Le cinéaste met élégamment en scène une « fantaisie musicale » gay plus sérieuse qu’elle n’en a l’air.

Christophe Kantcheff  • 13 septembre 2022 abonné·es
« Feu follet » de João Pedro Rodrigues : le corps brûlant des pompiers
© Photo : JHR Films.

Comment se fait-il que le fils d’un roi (potentiel : il régnerait si le Portugal était une monarchie) désire devenir pompier ? Pour la bonne raison qu’il est sensible aux arbres et alarmé par les incendies qui font rage dans son pays. Tel est le prince Alfredo (Mauro Costa), qui veut aussi se défaire de l’emprise de ses parents, aux modes de pensée et de vie d’un autre temps.

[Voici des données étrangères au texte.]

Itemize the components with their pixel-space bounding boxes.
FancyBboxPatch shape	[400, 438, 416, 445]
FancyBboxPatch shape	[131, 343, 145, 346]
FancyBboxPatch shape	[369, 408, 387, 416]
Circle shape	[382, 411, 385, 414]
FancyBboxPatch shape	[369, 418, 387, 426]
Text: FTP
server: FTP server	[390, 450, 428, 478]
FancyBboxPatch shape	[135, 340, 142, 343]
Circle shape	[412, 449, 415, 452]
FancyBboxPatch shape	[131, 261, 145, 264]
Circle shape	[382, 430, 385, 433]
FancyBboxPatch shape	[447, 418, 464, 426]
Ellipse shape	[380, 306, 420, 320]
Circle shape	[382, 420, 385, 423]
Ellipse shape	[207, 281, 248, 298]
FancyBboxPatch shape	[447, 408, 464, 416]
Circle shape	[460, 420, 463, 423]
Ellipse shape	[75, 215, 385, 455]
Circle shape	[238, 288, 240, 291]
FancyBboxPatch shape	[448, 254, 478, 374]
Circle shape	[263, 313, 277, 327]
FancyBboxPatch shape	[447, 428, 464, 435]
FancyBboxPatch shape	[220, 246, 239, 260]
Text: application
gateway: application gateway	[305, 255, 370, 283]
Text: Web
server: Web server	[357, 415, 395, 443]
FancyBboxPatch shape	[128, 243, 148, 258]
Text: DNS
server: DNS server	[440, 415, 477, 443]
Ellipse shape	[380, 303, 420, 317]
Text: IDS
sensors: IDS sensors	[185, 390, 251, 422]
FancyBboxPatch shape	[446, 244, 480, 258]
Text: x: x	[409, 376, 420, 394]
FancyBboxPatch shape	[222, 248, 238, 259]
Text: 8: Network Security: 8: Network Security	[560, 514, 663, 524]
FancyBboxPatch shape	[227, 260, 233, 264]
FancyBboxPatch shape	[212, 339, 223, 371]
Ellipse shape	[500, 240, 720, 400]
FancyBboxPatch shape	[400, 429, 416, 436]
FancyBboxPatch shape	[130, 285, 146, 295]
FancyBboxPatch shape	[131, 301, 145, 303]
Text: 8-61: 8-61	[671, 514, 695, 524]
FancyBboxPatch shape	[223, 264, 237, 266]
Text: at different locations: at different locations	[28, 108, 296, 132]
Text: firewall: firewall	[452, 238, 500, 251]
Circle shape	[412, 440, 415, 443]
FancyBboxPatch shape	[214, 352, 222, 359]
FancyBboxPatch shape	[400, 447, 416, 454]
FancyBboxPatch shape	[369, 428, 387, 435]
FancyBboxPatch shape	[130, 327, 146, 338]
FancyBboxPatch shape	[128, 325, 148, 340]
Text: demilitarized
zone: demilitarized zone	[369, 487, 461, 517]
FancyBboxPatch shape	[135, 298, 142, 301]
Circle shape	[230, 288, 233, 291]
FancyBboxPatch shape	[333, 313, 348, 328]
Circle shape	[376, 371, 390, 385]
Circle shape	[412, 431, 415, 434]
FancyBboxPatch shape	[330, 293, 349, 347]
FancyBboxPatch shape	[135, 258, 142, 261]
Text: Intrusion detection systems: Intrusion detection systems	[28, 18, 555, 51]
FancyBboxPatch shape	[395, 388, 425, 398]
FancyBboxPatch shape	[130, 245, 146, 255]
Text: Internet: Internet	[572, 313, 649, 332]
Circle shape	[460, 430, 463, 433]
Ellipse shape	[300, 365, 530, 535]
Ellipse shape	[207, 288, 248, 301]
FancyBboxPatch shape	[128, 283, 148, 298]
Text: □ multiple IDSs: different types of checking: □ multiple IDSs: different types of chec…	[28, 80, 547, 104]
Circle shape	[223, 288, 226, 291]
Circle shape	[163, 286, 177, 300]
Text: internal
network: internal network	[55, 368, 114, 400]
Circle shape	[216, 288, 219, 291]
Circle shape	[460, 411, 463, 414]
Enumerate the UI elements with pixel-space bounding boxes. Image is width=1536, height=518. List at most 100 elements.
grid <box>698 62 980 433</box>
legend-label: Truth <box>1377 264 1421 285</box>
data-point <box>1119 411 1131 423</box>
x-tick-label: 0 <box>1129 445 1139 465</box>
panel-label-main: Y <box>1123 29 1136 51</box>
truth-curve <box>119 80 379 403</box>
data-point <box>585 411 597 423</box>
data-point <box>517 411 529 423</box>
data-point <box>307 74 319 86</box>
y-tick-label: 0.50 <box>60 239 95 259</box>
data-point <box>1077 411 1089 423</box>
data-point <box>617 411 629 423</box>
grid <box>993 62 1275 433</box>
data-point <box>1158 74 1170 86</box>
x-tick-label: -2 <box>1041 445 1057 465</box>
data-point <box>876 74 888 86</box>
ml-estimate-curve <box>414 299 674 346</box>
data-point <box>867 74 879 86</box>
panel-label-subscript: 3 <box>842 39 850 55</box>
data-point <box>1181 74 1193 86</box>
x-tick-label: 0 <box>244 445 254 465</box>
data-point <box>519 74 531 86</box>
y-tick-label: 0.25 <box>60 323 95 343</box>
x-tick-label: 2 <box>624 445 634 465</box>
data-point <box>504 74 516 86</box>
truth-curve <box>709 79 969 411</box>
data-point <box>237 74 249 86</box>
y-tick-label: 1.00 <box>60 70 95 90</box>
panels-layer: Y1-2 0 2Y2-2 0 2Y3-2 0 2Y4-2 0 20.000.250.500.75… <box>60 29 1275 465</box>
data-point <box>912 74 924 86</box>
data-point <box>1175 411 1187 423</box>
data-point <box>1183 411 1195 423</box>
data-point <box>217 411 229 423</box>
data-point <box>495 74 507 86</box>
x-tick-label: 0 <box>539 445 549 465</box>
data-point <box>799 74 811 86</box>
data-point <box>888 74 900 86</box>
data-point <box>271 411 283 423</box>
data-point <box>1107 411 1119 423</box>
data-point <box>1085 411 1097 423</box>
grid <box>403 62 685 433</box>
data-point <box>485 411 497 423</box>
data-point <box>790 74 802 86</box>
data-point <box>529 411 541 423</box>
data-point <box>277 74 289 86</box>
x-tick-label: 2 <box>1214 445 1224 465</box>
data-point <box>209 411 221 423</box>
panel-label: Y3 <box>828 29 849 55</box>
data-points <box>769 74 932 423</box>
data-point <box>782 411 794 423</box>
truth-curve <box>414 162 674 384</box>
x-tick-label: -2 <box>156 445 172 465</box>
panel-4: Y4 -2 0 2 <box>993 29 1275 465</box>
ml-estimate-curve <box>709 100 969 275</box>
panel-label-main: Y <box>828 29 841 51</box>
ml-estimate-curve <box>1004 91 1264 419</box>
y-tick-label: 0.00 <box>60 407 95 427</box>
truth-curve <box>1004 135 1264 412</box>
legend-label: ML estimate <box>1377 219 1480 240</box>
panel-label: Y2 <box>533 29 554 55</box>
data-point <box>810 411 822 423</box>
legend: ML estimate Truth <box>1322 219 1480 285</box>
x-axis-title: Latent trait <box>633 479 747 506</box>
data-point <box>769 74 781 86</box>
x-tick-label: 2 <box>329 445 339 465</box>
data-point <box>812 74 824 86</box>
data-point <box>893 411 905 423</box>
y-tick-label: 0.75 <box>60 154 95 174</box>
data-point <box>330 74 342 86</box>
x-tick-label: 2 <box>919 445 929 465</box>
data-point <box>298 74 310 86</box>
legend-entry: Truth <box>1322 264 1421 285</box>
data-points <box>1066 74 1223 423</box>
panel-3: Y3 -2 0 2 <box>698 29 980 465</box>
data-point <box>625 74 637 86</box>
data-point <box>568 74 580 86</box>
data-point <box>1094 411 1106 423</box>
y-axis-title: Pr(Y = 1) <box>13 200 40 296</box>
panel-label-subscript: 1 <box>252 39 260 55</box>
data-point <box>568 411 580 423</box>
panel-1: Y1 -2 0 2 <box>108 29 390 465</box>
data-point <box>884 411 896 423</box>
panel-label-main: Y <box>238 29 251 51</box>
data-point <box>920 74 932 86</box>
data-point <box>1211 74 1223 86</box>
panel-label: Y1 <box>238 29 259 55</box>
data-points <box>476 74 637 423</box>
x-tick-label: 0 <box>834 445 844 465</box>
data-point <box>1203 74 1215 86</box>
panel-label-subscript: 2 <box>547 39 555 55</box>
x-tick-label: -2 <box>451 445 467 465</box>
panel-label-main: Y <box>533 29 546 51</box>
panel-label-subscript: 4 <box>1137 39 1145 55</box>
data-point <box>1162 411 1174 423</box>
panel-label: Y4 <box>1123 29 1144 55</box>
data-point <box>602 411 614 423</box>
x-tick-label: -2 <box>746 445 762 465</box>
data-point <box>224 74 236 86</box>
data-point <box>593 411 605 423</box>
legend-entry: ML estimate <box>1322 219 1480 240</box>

Feu follet, João Pedro Rodrigues, 1 h 07.

Feu follet se présente comme une « fantaisie musicale » : avec beaucoup d’humour, on y chante et on y danse, l’humeur est gay et le registre peu réaliste. On y voit même un petit clin d’œil au Charme discret de la bourgeoisie, de Buñuel, avec ces scènes de repas familial dont les convives ont conscience qu’ils sont vus par nous, les spectateurs, et nous font quelques adresses.

© Politis

Le nouveau film de João Pedro Rodrigues (O Fantasma, Mourir comme un homme…) est empreint d’une formidable légèreté, servie par une élégante mise en scène. Il s’ouvre pourtant sur Alfredo agonisant, en 2069, à côté de qui joue un enfant avec un modèle réduit de camion de pompiers, avant de revenir cinquante ans plus tôt.

Au cœur de cette fantaisie musicale, il y a aussi cette question on ne peut plus sérieuse : est-il possible de sortir de la condition à laquelle on est assigné ?

Comme souvent, le cinéaste joue avec les contrastes. Le blond au teint clair Alfredo est initié chez les pompiers par le noir de peau Afonso (André Cabral), les deux entamant une histoire d’amour. Une scène de sensualité et de sexe a lieu dans un paysage calciné. La musique électronique du groupe Ermo (sur une superbe danse collective des pompiers) côtoie une comptine pour enfants. Des hommes du feu dénudés jouent à reconstituer des tableaux de la Renaissance, un rien transformés dans leurs titres en mode porno gay, mettant au défi Alfredo, étudiant en histoire de l’art, de les reconnaître.

Réjouissante utopie

Au cœur de cette fantaisie musicale, il y a aussi cette question on ne peut plus sérieuse : est-il possible de sortir de la condition à laquelle on est assigné ? L’amour entre le racisé Afonso et le prince Alfredo a-t-il un avenir ? Alfredo peut-il sérieusement devenir pompier quand son statut de prince héritier peut, à tout moment, le rappeler pour qu’il tienne son rang ? Quelles formes prendront les projets d’Afonso, étudiant en sociologie ?

Le film donne quelques réponses à ces questions, dont le réalisme tranche avec l’esprit d’ensemble. Sauf dans la séquence finale, très réjouissante utopie bien qu’elle se déroule lors des obsèques d’Alfredo en 2069. Feu follet ? Un film décidément délicieux.